In computational biology, he is known for his work on reconstructing phylogenetic trees based on Buneman graphs, which are named in his honour.
Awards and honours
Buneman is a Fellow of the Royal Society, fellow of the ACM, a fellow of the Royal Society of Edinburgh, and has won a Royal Society Wolfson Research Merit Award. He has chaired both flagship research conferences in data management, SIGMOD (in 1993) and VLDB (in 2008), as well as the main database theory conference, PODS (in 2001).
Buneman was appointed Member of the Order of the British Empire (MBE) in the 2013 New Year Honours for services to data systems and computing. His nomination for the Royal Society reads
Peter Buneman is distinguished for his advances in uniting programming languages and databases. On the theoretical side this has involved new results in types, monads and structural recursion including (with his student Ohori) type inference for record types, and (with Tannen iet al) results that demonstrated a tight connection between monad-based languages and those based on the predicate calculus. On the application side, he used these techniques to demonstrate that – contrary to an assertion by the US Department of Energy – queries on existing non-relational genomic databases could be directly evaluated; fruitful collaboration with biologists ensued.
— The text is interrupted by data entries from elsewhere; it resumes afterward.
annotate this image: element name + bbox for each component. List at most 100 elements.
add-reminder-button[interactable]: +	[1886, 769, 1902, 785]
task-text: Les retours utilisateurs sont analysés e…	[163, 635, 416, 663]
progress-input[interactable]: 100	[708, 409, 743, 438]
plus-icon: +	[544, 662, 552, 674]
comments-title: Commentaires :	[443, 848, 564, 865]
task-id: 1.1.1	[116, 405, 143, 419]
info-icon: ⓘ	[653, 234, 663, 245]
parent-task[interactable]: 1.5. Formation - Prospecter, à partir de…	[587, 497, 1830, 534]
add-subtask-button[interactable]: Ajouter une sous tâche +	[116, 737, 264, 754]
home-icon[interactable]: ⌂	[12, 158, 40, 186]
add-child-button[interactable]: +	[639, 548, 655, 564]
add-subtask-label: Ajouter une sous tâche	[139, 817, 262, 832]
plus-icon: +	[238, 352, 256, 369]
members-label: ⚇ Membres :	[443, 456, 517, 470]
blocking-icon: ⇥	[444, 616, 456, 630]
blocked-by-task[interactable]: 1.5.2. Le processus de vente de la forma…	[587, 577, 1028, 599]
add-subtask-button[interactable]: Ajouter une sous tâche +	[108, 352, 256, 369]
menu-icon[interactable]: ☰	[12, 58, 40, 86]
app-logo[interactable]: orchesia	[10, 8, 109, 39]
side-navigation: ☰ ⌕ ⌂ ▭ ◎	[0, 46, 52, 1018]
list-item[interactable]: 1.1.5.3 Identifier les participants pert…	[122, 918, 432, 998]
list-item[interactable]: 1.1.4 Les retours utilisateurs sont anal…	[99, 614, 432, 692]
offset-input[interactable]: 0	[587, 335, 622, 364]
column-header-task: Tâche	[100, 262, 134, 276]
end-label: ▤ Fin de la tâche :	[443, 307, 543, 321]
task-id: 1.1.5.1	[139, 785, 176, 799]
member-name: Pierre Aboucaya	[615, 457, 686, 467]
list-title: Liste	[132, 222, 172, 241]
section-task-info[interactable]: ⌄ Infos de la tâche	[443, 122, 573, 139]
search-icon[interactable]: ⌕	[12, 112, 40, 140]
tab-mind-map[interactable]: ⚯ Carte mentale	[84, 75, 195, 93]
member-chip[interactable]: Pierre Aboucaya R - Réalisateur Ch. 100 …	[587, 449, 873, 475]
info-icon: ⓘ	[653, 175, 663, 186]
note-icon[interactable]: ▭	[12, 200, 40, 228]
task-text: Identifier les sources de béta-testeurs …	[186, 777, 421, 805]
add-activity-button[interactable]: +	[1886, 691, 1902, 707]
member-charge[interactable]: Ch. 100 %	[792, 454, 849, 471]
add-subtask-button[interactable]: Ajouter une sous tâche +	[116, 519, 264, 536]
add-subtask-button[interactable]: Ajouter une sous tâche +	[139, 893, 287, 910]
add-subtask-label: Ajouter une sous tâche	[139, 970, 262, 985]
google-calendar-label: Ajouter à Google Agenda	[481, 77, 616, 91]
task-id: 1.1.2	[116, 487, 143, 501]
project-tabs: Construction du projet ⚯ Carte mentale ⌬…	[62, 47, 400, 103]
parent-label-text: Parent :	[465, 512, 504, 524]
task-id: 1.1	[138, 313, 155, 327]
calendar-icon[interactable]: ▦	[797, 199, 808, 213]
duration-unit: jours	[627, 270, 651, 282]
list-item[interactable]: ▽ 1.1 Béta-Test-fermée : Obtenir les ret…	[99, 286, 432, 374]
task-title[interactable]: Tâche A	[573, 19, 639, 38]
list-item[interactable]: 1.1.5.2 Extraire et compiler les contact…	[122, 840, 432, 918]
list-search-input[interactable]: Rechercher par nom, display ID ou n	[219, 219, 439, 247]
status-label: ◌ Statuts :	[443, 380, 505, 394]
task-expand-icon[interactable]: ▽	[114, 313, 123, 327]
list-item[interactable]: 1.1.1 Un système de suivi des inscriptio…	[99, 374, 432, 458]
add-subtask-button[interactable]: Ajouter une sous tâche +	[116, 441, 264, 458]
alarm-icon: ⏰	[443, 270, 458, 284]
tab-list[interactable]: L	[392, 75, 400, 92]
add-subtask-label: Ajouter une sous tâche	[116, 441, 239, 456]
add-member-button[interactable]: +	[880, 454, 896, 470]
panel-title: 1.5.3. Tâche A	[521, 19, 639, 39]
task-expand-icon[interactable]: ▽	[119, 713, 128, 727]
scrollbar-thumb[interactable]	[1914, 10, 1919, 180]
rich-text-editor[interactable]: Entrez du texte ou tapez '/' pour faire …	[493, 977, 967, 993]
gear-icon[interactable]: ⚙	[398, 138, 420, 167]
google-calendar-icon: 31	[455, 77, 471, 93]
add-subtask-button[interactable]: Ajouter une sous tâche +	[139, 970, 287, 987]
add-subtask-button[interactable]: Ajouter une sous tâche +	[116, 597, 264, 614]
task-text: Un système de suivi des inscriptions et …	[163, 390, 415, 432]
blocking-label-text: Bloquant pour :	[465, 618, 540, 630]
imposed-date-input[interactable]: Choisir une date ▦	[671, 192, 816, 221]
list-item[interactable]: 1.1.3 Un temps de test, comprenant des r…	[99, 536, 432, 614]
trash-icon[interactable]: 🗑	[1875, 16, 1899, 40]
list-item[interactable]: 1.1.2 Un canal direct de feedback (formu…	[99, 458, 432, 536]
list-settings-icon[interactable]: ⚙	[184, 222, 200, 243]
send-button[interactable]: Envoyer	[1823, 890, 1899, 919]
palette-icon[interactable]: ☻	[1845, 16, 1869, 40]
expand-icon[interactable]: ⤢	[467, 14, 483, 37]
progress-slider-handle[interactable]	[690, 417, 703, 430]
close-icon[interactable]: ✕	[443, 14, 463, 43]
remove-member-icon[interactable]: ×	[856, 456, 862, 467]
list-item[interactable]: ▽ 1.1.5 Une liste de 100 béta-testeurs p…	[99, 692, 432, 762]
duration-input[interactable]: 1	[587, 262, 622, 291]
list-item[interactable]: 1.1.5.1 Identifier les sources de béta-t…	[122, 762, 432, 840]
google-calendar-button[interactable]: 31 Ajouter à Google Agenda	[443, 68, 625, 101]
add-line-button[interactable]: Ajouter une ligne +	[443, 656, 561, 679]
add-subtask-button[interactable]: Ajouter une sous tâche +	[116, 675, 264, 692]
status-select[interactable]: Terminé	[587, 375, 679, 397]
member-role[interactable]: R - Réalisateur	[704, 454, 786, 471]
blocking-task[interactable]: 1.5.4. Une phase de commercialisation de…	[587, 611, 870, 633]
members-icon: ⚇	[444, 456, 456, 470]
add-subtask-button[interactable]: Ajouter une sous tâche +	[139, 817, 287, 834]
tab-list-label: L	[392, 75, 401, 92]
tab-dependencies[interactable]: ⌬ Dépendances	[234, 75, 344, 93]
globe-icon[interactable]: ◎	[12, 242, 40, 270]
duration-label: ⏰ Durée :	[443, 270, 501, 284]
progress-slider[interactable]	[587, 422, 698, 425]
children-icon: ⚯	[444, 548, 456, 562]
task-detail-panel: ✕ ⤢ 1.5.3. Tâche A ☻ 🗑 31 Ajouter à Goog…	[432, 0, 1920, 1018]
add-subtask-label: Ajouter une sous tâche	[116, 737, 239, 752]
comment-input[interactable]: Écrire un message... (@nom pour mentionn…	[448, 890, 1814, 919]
This research carries over into his recent study of the principles of semistructured or "web-like" data. He is a leading proponent of this new field, and co-author of the first text book in it. Another recent concern is with the provenance of data on the Web, where data is continually copied and transformed. Already, with Khanna et al. he has built an efficient archiving system for scientific databases; more fundamentally, he seeks a formal basis for tracing provenance. In addition to his work in databases, Buneman's early work on mathematical phylogeny underlies most modern phylogenetic reconstruction techniques.
Personal life
Buneman is the son of physicist Oscar Buneman.